WASHINGTON, D.C. — Women’s Voices for the Earth supports the recently introduced Cleaning Product Right to Know Act (H.R. 5205) sponsored by New York Congressman Steve Israel (D-Huntington).
“We know that cleaning products can contain a number of hidden toxic chemicals like carcinogens, reproductive toxins and allergens. These chemicals can be absorbed through our skin, inhaled into our lungs,” said Erin Switalski, Executive Director. “Under the Cleaning Product Right to Know Act, companies will no longer be able to withhold ingredient information from the public.”
The legislation requires ingredient labeling for household and institutional cleaning products. Under current U.S. law, cleaning products are not required to disclose ingredients.
“In an industry that relies on inept voluntary disclosure programs, the bill would be a game-changer,” said Switalski.

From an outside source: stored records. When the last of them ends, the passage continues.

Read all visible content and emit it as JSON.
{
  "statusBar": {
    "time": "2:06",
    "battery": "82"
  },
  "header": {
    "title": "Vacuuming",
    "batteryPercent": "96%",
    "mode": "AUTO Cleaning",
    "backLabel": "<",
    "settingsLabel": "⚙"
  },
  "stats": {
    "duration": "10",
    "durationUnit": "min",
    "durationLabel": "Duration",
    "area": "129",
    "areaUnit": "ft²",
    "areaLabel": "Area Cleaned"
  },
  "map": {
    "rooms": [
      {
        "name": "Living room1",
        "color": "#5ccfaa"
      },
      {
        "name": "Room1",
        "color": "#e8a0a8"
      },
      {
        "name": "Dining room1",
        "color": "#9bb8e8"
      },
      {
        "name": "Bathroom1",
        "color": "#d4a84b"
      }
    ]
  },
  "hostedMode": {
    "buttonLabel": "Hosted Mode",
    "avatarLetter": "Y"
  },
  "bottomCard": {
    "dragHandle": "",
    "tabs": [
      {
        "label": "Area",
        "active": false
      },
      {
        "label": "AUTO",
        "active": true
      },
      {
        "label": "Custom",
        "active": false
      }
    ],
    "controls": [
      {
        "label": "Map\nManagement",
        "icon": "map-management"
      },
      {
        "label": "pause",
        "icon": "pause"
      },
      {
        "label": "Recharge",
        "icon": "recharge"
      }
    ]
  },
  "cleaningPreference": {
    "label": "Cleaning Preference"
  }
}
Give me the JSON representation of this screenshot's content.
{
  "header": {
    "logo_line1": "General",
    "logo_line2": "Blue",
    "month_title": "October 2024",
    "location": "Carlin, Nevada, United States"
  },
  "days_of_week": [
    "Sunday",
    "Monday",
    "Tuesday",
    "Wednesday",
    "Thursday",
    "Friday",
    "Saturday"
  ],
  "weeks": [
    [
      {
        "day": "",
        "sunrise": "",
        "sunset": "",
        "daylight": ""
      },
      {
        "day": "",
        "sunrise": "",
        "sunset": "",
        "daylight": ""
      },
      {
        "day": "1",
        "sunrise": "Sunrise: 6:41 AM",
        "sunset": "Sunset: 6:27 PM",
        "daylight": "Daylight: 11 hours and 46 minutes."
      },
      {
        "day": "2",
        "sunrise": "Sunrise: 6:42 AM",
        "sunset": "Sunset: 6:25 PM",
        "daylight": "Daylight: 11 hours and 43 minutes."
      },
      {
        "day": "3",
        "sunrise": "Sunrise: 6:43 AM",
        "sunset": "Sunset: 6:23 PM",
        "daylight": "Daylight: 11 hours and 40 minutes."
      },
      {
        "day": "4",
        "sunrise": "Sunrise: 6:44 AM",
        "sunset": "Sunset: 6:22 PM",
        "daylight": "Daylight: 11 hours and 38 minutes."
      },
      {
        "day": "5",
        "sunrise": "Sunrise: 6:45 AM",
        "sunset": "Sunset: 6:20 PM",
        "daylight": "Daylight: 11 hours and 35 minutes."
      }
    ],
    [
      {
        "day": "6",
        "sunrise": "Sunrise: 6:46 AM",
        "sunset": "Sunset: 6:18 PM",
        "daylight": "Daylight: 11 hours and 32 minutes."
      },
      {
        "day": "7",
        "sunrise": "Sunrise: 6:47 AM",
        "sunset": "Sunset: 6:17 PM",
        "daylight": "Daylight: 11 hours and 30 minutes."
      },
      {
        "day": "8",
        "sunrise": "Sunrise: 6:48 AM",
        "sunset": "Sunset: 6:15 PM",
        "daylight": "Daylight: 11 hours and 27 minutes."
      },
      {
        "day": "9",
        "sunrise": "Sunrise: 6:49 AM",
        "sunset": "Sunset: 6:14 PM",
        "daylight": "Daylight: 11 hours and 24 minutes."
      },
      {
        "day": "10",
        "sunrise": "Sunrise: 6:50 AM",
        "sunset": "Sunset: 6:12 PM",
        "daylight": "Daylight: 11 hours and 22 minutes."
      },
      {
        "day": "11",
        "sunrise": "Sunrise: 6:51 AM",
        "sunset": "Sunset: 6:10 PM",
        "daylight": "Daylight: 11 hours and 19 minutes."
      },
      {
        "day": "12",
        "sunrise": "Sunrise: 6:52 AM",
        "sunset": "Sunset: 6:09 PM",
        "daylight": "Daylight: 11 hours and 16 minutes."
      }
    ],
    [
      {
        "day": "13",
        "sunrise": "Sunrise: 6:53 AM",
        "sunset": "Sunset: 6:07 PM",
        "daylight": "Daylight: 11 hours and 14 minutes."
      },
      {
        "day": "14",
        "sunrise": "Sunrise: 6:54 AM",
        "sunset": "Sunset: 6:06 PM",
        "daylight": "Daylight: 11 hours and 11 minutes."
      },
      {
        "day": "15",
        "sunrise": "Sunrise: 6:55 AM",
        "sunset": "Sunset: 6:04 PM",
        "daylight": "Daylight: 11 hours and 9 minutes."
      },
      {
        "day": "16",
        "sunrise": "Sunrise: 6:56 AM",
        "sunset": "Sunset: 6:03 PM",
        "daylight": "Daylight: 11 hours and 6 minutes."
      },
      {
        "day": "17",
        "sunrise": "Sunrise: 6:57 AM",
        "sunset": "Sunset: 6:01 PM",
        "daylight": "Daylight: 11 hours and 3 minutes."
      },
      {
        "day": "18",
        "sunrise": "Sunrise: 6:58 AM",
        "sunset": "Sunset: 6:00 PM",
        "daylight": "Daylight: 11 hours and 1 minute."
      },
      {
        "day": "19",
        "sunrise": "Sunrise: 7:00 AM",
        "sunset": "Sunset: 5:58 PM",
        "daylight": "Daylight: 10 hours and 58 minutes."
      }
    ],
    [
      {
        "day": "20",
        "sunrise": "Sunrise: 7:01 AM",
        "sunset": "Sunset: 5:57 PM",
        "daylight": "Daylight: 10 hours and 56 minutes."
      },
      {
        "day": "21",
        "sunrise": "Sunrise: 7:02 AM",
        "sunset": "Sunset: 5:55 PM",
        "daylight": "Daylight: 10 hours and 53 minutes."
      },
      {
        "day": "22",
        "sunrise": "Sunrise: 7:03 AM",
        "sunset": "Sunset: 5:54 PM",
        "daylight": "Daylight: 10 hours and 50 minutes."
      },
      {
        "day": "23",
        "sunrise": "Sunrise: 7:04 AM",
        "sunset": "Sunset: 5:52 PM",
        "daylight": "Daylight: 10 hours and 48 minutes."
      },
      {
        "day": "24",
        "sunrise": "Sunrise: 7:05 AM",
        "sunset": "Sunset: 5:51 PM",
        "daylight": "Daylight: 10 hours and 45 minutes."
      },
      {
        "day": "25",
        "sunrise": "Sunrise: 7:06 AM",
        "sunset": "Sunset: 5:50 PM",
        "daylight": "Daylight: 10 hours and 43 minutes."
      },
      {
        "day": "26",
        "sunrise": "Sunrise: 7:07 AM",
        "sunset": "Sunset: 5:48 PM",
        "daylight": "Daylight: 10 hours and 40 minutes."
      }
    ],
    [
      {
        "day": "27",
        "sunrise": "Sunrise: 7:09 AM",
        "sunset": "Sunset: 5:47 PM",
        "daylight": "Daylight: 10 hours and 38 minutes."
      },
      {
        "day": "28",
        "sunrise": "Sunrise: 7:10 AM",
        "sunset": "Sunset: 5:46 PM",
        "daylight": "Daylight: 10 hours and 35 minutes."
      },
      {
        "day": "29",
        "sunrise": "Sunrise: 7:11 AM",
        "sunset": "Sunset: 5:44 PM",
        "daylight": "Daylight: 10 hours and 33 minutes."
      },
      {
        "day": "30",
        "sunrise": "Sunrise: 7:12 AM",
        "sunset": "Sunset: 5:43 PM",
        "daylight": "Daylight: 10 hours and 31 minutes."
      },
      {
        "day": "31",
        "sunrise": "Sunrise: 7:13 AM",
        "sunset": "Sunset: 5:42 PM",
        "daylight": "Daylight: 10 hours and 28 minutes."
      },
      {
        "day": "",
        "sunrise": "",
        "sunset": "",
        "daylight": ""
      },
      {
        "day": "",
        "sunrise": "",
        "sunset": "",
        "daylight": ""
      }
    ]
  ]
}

Rep. Israel’s legislation requires full-ingredient labeling on a product or its packaging. This includes individual ingredients in any dyes, fragrances, and preservatives. Manufacturers would also be required to provide an online list of each product’s ingredients.
“Access to the ingredient information necessary to protect public health from harmful chemicals isn’t simply inadequate, in the case of fragrance ingredients, it can be flat-out unattainable,” said Switalski. “For the first time, consumers would know exactly what manufacturers put in every cleaning product and could make informed decisions to protect their health.”
Products covered by the legislation include, but are not limited to: air care products, automotive products, and polishes or floor maintenance products. Ingredients must be listed in descending order of predominance; and on the website, an explanation for the ingredient’s purpose in the product, and be available in English, Spanish, and any other language deemed necessary by the Consumer Product Safety Commission (CPSC).
Cleaning products without labels containing a complete and accurate list of all the products’ ingredients will be treated as a misbranded hazardous substance under the Federal Hazardous Substances Act.